On April 2, 2023, SDA successfully launched Tranche 0, the first 10 satellites that will comprise the PWSA Transport and Tracking Layers. 

“The two missions we are going to provide, the two main capabilities are in these two layers,” said Tournear. “The transport layer – data transport, low-latency communications, that’s the backbone to tie all of these systems together. In simple terms, we will be able to tie every sensor to every shooter as rapidly as possible.”

The Transport Layer will demonstrate low-latency communication links providing warfighters a means to pass wideband tactical data to and from the ground and the constellation, send and receive wideband data from space-based infrastructure outside the Transport Layer and connect in-theater user terminals to ground segments and external mission partners.

The Tracking Layer will demonstrate missile warning, tracking and targeting capabilities for advanced missiles in flight and beyond-line-of-sight targeting for time-sensitive targets or mobile targets.

“These hypersonic glide vehicles you hear about in the news, that Russia is developing and China is developing, and they keep claiming they’ll be able to penetrate our defenses and we won’t be able to target them,” said Tournear. “That’s the point of the SDA tracking layer, to detect, track, and calculate a fire control solution on those advanced weapons in flight, and send that down directly to an interceptor so we can take out the target.”

Tranche 1, is scheduled for launch in Sept. 2024 and will provide the first warfighting capability enabling global communications access, delivering reliable, regional encrypted connectivity to warfighters and providing beyond line of sight targeting, missile warning and tracking capabilities and Battle Management Command, Control and Communications for mission data processing and exploitation. 

Tranche 2, scheduled for launch in Fiscal Year 2027, begins the 2-year spiral cycle and will both replenish and enhance the Tranche 1 capabilities through an increase of space vehicles and the introduction of new capabilities like additional tactical data links and/or new waveforms. 

Operations Center North and the TCC are two additional ways the 319th Reconnaissance Wing is actively contributing to JADC2 and ABMS. 

The construction for these facilities follows the addition of the E-11A Battlefield Airborne Communication Node mission, operated by the 18th Airborne Command and Control Squadron at Robins Air Force Base, Georgia, who provide a versatile and mobile means of exchanging information from multiple air, ground, and maritime sources, including host nation, joint and coalition forces. 

Additionally, the existing 319th Communications Squadron High Frequency Global Communications System transmits and monitors signals globally with the ability to penetrate oceans, pass through hurricane walls, and transmit in severely degraded and hostile environments. 

The 319th Operations Group operates and maintains the RQ-4, a high altitude, long endurance intelligence, surveillance and reconnaissance aircraft providing decision makers and warfighters moving target indicator and synthetic aperture radar imagery and intelligence.

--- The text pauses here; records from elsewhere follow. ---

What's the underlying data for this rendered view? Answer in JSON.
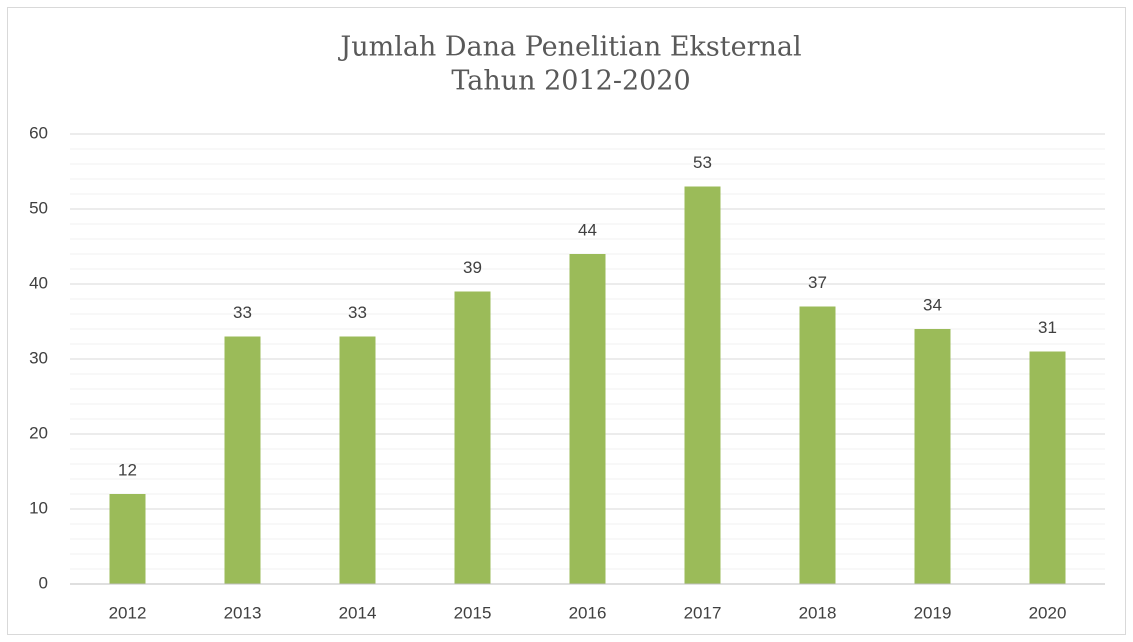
{
  "chart_data": {
    "type": "bar",
    "title": "Jumlah Dana Penelitian Eksternal",
    "subtitle": "Tahun 2012-2020",
    "categories": [
      "2012",
      "2013",
      "2014",
      "2015",
      "2016",
      "2017",
      "2018",
      "2019",
      "2020"
    ],
    "values": [
      12,
      33,
      33,
      39,
      44,
      53,
      37,
      34,
      31
    ],
    "color": "#9bbb59",
    "ylim": [
      0,
      60
    ],
    "yticks": [
      0,
      10,
      20,
      30,
      40,
      50,
      60
    ],
    "minor_yticks": [
      2,
      4,
      6,
      8,
      12,
      14,
      16,
      18,
      22,
      24,
      26,
      28,
      32,
      34,
      36,
      38,
      42,
      44,
      46,
      48,
      52,
      54,
      56,
      58
    ],
    "grid": true
  }
}
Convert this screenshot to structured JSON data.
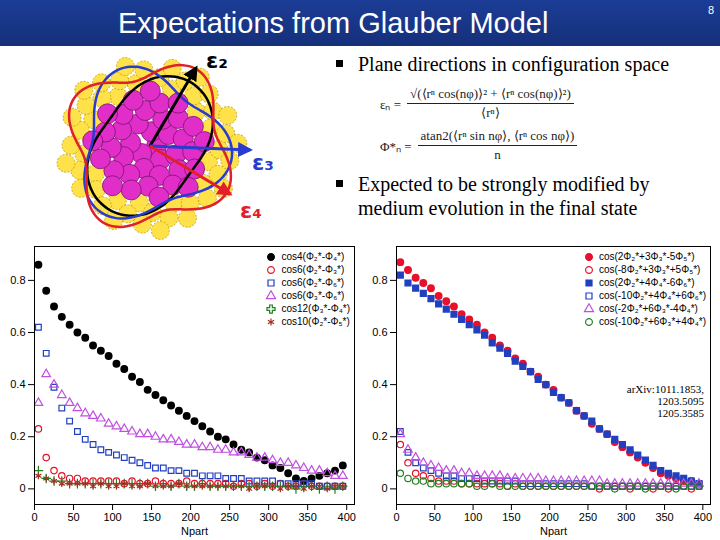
{
  "slide": {
    "title": "Expectations from Glauber Model",
    "page": "8",
    "diagram_labels": [
      "ε₂",
      "ε₃",
      "ε₄"
    ],
    "bullets": [
      "Plane directions in configuration space",
      "Expected to be strongly modified by medium evolution in the final state"
    ],
    "formulas": [
      {
        "lhs": "εₙ =",
        "numerator": "√(⟨rⁿ cos(nφ)⟩² + ⟨rⁿ cos(nφ)⟩²)",
        "denominator": "⟨rⁿ⟩"
      },
      {
        "lhs": "Φ*ₙ =",
        "numerator": "atan2(⟨rⁿ sin nφ⟩, ⟨rⁿ cos nφ⟩)",
        "denominator": "n"
      }
    ]
  },
  "chart_data": [
    {
      "type": "scatter",
      "x_label": "Npart",
      "legend": "top-right",
      "xlim": [
        0,
        410
      ],
      "xticks": [
        0,
        50,
        100,
        150,
        200,
        250,
        300,
        350,
        400
      ],
      "ylim": [
        -0.06,
        0.93
      ],
      "yticks": [
        0,
        0.2,
        0.4,
        0.6,
        0.8
      ],
      "x": [
        5,
        15,
        25,
        35,
        45,
        55,
        65,
        75,
        85,
        95,
        105,
        115,
        125,
        135,
        145,
        155,
        165,
        175,
        185,
        195,
        205,
        215,
        225,
        235,
        245,
        255,
        265,
        275,
        285,
        295,
        305,
        315,
        325,
        335,
        345,
        355,
        365,
        375,
        385,
        395
      ],
      "series": [
        {
          "name": "cos4(Φ₂*-Φ₄*)",
          "color": "#000000",
          "marker": "circle",
          "values": [
            0.86,
            0.76,
            0.7,
            0.66,
            0.63,
            0.6,
            0.58,
            0.55,
            0.53,
            0.51,
            0.48,
            0.46,
            0.43,
            0.41,
            0.38,
            0.36,
            0.34,
            0.32,
            0.3,
            0.28,
            0.26,
            0.24,
            0.22,
            0.2,
            0.19,
            0.17,
            0.15,
            0.14,
            0.12,
            0.11,
            0.09,
            0.08,
            0.06,
            0.04,
            0.03,
            0.04,
            0.05,
            0.06,
            0.07,
            0.09
          ]
        },
        {
          "name": "cos6(Φ₂*-Φ₃*)",
          "color": "#e8102a",
          "marker": "open_circle",
          "values": [
            0.23,
            0.12,
            0.07,
            0.05,
            0.04,
            0.04,
            0.03,
            0.03,
            0.03,
            0.03,
            0.03,
            0.02,
            0.03,
            0.02,
            0.02,
            0.03,
            0.02,
            0.02,
            0.02,
            0.03,
            0.02,
            0.02,
            0.02,
            0.02,
            0.02,
            0.01,
            0.02,
            0.02,
            0.01,
            0.02,
            0.01,
            0.02,
            0.01,
            0.01,
            0.02,
            0.01,
            0.01,
            0.01,
            0.01,
            0.01
          ]
        },
        {
          "name": "cos6(Φ₂*-Φ₆*)",
          "color": "#2040c0",
          "marker": "open_square",
          "values": [
            0.62,
            0.52,
            0.39,
            0.31,
            0.26,
            0.22,
            0.19,
            0.17,
            0.15,
            0.14,
            0.13,
            0.12,
            0.11,
            0.1,
            0.09,
            0.08,
            0.08,
            0.07,
            0.07,
            0.06,
            0.06,
            0.05,
            0.05,
            0.05,
            0.04,
            0.04,
            0.04,
            0.03,
            0.03,
            0.03,
            0.03,
            0.02,
            0.02,
            0.02,
            0.02,
            0.02,
            0.01,
            0.01,
            0.01,
            0.01
          ]
        },
        {
          "name": "cos6(Φ₃*-Φ₆*)",
          "color": "#c050e0",
          "marker": "open_triangle",
          "values": [
            0.33,
            0.44,
            0.4,
            0.36,
            0.33,
            0.31,
            0.29,
            0.28,
            0.27,
            0.25,
            0.24,
            0.23,
            0.22,
            0.21,
            0.21,
            0.2,
            0.19,
            0.19,
            0.18,
            0.17,
            0.17,
            0.16,
            0.16,
            0.15,
            0.15,
            0.14,
            0.14,
            0.13,
            0.12,
            0.12,
            0.11,
            0.1,
            0.1,
            0.09,
            0.08,
            0.07,
            0.07,
            0.06,
            0.05,
            0.05
          ]
        },
        {
          "name": "cos12(Φ₃*-Φ₄*)",
          "color": "#208020",
          "marker": "plus",
          "values": [
            0.07,
            0.04,
            0.03,
            0.03,
            0.02,
            0.02,
            0.02,
            0.02,
            0.02,
            0.02,
            0.02,
            0.02,
            0.02,
            0.02,
            0.02,
            0.01,
            0.02,
            0.01,
            0.02,
            0.01,
            0.01,
            0.02,
            0.01,
            0.01,
            0.01,
            0.01,
            0.01,
            0.01,
            0.01,
            0.01,
            0.01,
            0.01,
            0.01,
            0,
            0.01,
            0.01,
            0,
            0.01,
            0,
            0.01
          ]
        },
        {
          "name": "cos10(Φ₂*-Φ₅*)",
          "color": "#a03020",
          "marker": "asterisk",
          "values": [
            0.05,
            0.04,
            0.03,
            0.02,
            0.02,
            0.02,
            0.02,
            0.01,
            0.02,
            0.01,
            0.01,
            0.02,
            0.01,
            0.01,
            0.02,
            0.01,
            0.01,
            0.01,
            0.02,
            0.01,
            0.01,
            0.01,
            0.01,
            0.01,
            0.01,
            0.01,
            0.01,
            0,
            0.01,
            0.01,
            0.01,
            0,
            0.01,
            0.01,
            0,
            0.01,
            0.01,
            0,
            0.01,
            0.01
          ]
        }
      ]
    },
    {
      "type": "scatter",
      "x_label": "Npart",
      "legend": "top-right",
      "annotation": [
        "arXiv:1011.1853,",
        "1203.5095",
        "1205.3585"
      ],
      "xlim": [
        0,
        410
      ],
      "xticks": [
        0,
        50,
        100,
        150,
        200,
        250,
        300,
        350,
        400
      ],
      "ylim": [
        -0.06,
        0.93
      ],
      "yticks": [
        0,
        0.2,
        0.4,
        0.6,
        0.8
      ],
      "x": [
        5,
        15,
        25,
        35,
        45,
        55,
        65,
        75,
        85,
        95,
        105,
        115,
        125,
        135,
        145,
        155,
        165,
        175,
        185,
        195,
        205,
        215,
        225,
        235,
        245,
        255,
        265,
        275,
        285,
        295,
        305,
        315,
        325,
        335,
        345,
        355,
        365,
        375,
        385,
        395
      ],
      "series": [
        {
          "name": "cos(2Φ₂*+3Φ₃*-5Φ₅*)",
          "color": "#e8102a",
          "marker": "circle",
          "values": [
            0.87,
            0.84,
            0.81,
            0.79,
            0.77,
            0.74,
            0.72,
            0.7,
            0.67,
            0.65,
            0.63,
            0.6,
            0.58,
            0.55,
            0.53,
            0.5,
            0.48,
            0.45,
            0.43,
            0.4,
            0.38,
            0.35,
            0.33,
            0.3,
            0.28,
            0.25,
            0.23,
            0.21,
            0.18,
            0.16,
            0.14,
            0.12,
            0.1,
            0.08,
            0.06,
            0.05,
            0.04,
            0.03,
            0.03,
            0.02
          ]
        },
        {
          "name": "cos(-8Φ₂*+3Φ₃*+5Φ₅*)",
          "color": "#e8102a",
          "marker": "open_circle",
          "values": [
            0.17,
            0.1,
            0.06,
            0.05,
            0.04,
            0.03,
            0.03,
            0.03,
            0.02,
            0.02,
            0.02,
            0.02,
            0.02,
            0.02,
            0.01,
            0.02,
            0.01,
            0.01,
            0.01,
            0.01,
            0.01,
            0.01,
            0.01,
            0.01,
            0.01,
            0.01,
            0,
            0.01,
            0.01,
            0.01,
            0,
            0.01,
            0.01,
            0,
            0.01,
            0,
            0.01,
            0.01,
            0,
            0.01
          ]
        },
        {
          "name": "cos(2Φ₂*+4Φ₄*-6Φ₆*)",
          "color": "#2040c0",
          "marker": "square",
          "values": [
            0.82,
            0.79,
            0.77,
            0.75,
            0.73,
            0.71,
            0.69,
            0.67,
            0.65,
            0.63,
            0.61,
            0.59,
            0.56,
            0.54,
            0.52,
            0.49,
            0.47,
            0.45,
            0.42,
            0.4,
            0.37,
            0.35,
            0.33,
            0.3,
            0.28,
            0.26,
            0.23,
            0.21,
            0.19,
            0.17,
            0.15,
            0.13,
            0.11,
            0.09,
            0.07,
            0.06,
            0.05,
            0.04,
            0.03,
            0.02
          ]
        },
        {
          "name": "cos(-10Φ₂*+4Φ₄*+6Φ₆*)",
          "color": "#2040c0",
          "marker": "open_square",
          "values": [
            0.22,
            0.14,
            0.1,
            0.08,
            0.07,
            0.06,
            0.05,
            0.05,
            0.04,
            0.04,
            0.04,
            0.03,
            0.03,
            0.03,
            0.03,
            0.03,
            0.02,
            0.02,
            0.02,
            0.02,
            0.02,
            0.02,
            0.02,
            0.02,
            0.02,
            0.01,
            0.01,
            0.01,
            0.01,
            0.01,
            0.01,
            0.01,
            0.01,
            0.01,
            0.01,
            0.01,
            0.01,
            0.01,
            0.01,
            0.01
          ]
        },
        {
          "name": "cos(-2Φ₂*+6Φ₃*-4Φ₄*)",
          "color": "#c050e0",
          "marker": "open_triangle",
          "values": [
            0.21,
            0.15,
            0.12,
            0.1,
            0.09,
            0.08,
            0.07,
            0.07,
            0.06,
            0.06,
            0.05,
            0.05,
            0.05,
            0.05,
            0.04,
            0.04,
            0.04,
            0.04,
            0.04,
            0.03,
            0.03,
            0.03,
            0.03,
            0.03,
            0.03,
            0.03,
            0.03,
            0.02,
            0.02,
            0.02,
            0.02,
            0.02,
            0.02,
            0.02,
            0.02,
            0.02,
            0.02,
            0.02,
            0.02,
            0.02
          ]
        },
        {
          "name": "cos(-10Φ₂*+6Φ₃*+4Φ₄*)",
          "color": "#208020",
          "marker": "open_circle",
          "values": [
            0.06,
            0.04,
            0.03,
            0.03,
            0.02,
            0.02,
            0.02,
            0.02,
            0.02,
            0.02,
            0.01,
            0.01,
            0.02,
            0.01,
            0.01,
            0.01,
            0.01,
            0.01,
            0.01,
            0.01,
            0.01,
            0.01,
            0.01,
            0.01,
            0.01,
            0.01,
            0.01,
            0.01,
            0,
            0.01,
            0.01,
            0.01,
            0,
            0.01,
            0.01,
            0.01,
            0,
            0.01,
            0.01,
            0.01
          ]
        }
      ]
    }
  ]
}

The 319th OG also oversees the maintenance and operations of PAC1 and EUR3, two Satellite Communications relay sites providing connectivity between joint, manned, unmanned and airborne ISR assets and tactical edge information interoperability across Combatant Commands.  

The 319th RW mission extends into air, cyber, land, sea domains, and now has a stronger presence in the domain of space allowing for interservice, interagency, joint, coalition and ally force integration to help achieve operational and strategic objectives in a multi-domain environment.